Da Roland Klick sich auch zu verweigern weiß, und er nie bereit
war, einer steileren Karriere willen seinen Prinzipien untreu zu
werden, ist der Umfang seines Werks schmal geblieben.Nur bei
BÜBCHEN, DEADLOCK und SUPERMARKT, sowie den frühen Kurzfilmen, war
es ihm vergönnt, ganz nach seinen Wünschen zu arbeiten, und dort
kommen die angesprochenen Tugenden zur vollsten Entfaltung. Aber
auch jene Filme, deren Genese sich nicht ursprünglich Klick
verdankt, wie die Simmel-Verfilmung LIEB VATERLAND, MAGST RUHIG
SEIN und die Dokumentation DERBY FEVER U.S.A., sind absolut
sehenswert, und selbst aus einer produktionsgeschichtlichen Havarie
wie WHITE STAR zaubert Klick noch ein delirierendes Spektakel,
dessen stärkste Momente nicht mit dem kombinierten Gesamtwerk Katja
Riemanns und Till Schweigers aufzuwiegen sind.

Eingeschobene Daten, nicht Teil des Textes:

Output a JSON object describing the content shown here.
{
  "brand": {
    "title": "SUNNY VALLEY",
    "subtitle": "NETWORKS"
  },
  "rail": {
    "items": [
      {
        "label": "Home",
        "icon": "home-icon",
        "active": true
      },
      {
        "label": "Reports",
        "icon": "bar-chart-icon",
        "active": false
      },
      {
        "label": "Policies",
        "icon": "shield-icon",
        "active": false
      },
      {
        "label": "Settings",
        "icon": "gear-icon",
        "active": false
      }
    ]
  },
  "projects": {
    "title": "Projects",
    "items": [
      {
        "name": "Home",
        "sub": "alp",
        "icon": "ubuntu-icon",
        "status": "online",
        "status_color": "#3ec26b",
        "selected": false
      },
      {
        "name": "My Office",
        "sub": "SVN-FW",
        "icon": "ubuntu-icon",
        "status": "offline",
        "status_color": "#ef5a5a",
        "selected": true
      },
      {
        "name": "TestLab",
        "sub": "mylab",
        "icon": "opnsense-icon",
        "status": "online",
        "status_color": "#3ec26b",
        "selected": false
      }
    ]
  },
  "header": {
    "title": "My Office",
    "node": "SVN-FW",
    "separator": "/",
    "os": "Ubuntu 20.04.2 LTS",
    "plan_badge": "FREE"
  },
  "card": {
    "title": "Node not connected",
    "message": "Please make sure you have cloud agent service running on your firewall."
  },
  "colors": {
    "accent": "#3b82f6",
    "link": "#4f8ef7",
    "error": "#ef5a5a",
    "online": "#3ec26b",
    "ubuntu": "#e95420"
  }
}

Aufgrund der teils haarsträubenden Erfahrungen bei der Produktion
seiner späteren Projekte hat Roland Klick sich seit einigen Jahren
selbst eine längere Abstinenz vom Film verordnet, und er ist nicht
bereit, diese zu beenden, solange ihm das nicht ganz zu seinen
Konditionen möglich ist. Wir können nur hoffen, daß ihm dies bald
einmal ein kluger Produzent gestatten wird. Denn wenn die deutsche
Kinolandschaft derzeit etwas dringend gebrauchen könnte, dann wäre
es ein Film von Roland Klick.
Bis dahin gibt es wenigstens Gelegenheit, im Filmmuseum sein
bisheriges Werk zu bewundern. Zwar konnte man nur letztes
Wochenende erleben, wie der ebenso mitteilungsfreudige wie
sympathische Regisseur persönlich seine Filmen präsentierte, doch
noch straft das Leben die Spätkommer nich zu hart. Alle Filme außer
dem in Co-Regie entstandenen, experimentierfreudigen Frühwerk
MÜNCHEN - TAGEBUCH EINES STUDENTEN und dem zugegebenermaßen
großartigen SUPERMARKT kann man in diesen Wochen jeweils
donnerstags noch sehen. Wer Spaß am Kino und Lust auf gute Filme
hat, sollte sich nicht die Chance entgehen lassen zu sehen, was
auch in diesem Land an cineastischen Glanzleistungen möglich ist.
Da ja die Fans von Artechock gewiß zu dieser Kategorie gehören,
treffen wir uns alle hoffentlich demnächst im Filmmuseum. Und da
will ich dann niemanden sehen, der nicht da ist!